Glen Saville has the ball as the time runs out and in a moment of pure excitement, throws it away.
He still cops it from his Hawks teammates 20 years later.
"I look at it and think, who's the dill pickle that did that?" he said.
"You see these moments in the NBA where they have the ball and they hold on to it, where players are scrambling to hold it, or when Michael Jordan wanted to get that final ball.
"It's the championship ball and I got excited enough to just throw it up in the air."
Regardless, Saville made his mark as the finals MVP of the foundation club's only title in 43 years.
Read more: Home, sweet home for rested Hawks
A two-time Olympian and with singlet hanging in the rafters at WIN Entertainment Centre, Saville's legacy is secure, whatever the fate of the grand final rock.
In the deciding game, Mike Kelly had hit a three for Townsville before Charles Thomas returned to the free-throw line to hit one of two and push the Hawks to a 97-94 lead with 2.2 seconds on the clock.

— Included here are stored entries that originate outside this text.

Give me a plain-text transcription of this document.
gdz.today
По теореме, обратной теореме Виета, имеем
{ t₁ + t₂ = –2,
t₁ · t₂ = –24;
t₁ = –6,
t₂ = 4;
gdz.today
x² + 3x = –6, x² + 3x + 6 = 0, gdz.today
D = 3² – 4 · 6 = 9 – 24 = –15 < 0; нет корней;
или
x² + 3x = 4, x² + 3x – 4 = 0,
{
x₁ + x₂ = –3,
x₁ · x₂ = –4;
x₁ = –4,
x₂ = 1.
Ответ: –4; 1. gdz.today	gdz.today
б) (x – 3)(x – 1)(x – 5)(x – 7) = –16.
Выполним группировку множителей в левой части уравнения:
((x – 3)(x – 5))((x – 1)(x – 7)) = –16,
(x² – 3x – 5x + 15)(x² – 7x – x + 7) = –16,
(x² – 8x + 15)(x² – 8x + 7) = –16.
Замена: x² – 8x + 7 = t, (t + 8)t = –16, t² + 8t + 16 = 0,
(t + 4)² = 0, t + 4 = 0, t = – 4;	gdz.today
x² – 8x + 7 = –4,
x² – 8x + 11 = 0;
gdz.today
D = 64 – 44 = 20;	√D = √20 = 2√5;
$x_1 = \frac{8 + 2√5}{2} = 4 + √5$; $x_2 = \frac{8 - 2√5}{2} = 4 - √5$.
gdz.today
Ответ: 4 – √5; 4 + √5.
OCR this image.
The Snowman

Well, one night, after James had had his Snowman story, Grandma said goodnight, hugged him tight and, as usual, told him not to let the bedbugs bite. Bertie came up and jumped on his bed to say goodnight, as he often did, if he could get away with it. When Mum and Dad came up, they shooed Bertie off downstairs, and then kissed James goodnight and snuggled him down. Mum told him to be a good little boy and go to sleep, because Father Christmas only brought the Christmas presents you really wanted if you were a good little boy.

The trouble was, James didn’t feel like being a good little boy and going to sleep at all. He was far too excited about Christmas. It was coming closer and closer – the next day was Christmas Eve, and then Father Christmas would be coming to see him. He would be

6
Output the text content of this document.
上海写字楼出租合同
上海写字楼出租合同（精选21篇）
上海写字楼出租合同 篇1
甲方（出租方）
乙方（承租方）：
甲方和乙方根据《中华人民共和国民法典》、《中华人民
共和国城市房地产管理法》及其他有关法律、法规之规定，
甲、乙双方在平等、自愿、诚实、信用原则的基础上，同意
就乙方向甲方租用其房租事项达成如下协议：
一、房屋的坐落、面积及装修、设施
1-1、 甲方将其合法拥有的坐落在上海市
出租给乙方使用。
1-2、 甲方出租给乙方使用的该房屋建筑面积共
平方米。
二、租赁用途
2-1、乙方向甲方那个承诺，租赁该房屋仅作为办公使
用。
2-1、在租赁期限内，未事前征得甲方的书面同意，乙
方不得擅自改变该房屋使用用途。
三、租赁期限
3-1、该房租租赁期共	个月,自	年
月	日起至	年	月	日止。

The rifled pass to Robert Rose came unstuck and Saville held possession as the buzzer went.
The rest is a blur of trophy lifting, celebration, the flight back to Sydney and arriving in Wollongong to more than 3000 fans still giddy with delight.
In two decades since, the Hawks squad, staff and families have rarely had the opportunity to gather together again, as will happen as part of Saturday NBL clash with arch-rivals Sydney Kings.
In scenes of jubilation at the time, Mat Campbell was quick pay tribute to the team manager David Leske, who had passed away during the year after his battle with cancer.
"He'd been going through a really tough time," Saville said.
"You could see how much he had been battling while on his chemo(therapy), but still came to training and every game.
"At times you take sport pretty seriously, but it sure puts things into perspective when people close to you have to go through that."
While the Hawks have been to the grand final series twice since, losing to Perth under Gordie McLeod then Rob Beveridge, they've also endured well-known struggles financially.
Saturday night's clash with Sydney is a potential playoffs springboard for the winner.
The Kings are fourth with a 12-12 record, just ahead of Illawarra (12-13).
After being forced to travel because of COVID-19 restrictions and during the NBL Cup format, the Hawks now have eight of their remaining 11 games on their home floor.
And while Saville knows Melbourne United and Perth, in particular, will be hard to beat he hopes this season is the start of sustained success under the new ownership.
"It's been a strange old season, spending an entire month away and playing a lot of games with short turnarounds," Saville said.
"We've seen the highs and lows the club has been through, but the NBL is only getting better and I think the Hawks are on the right track to be up there."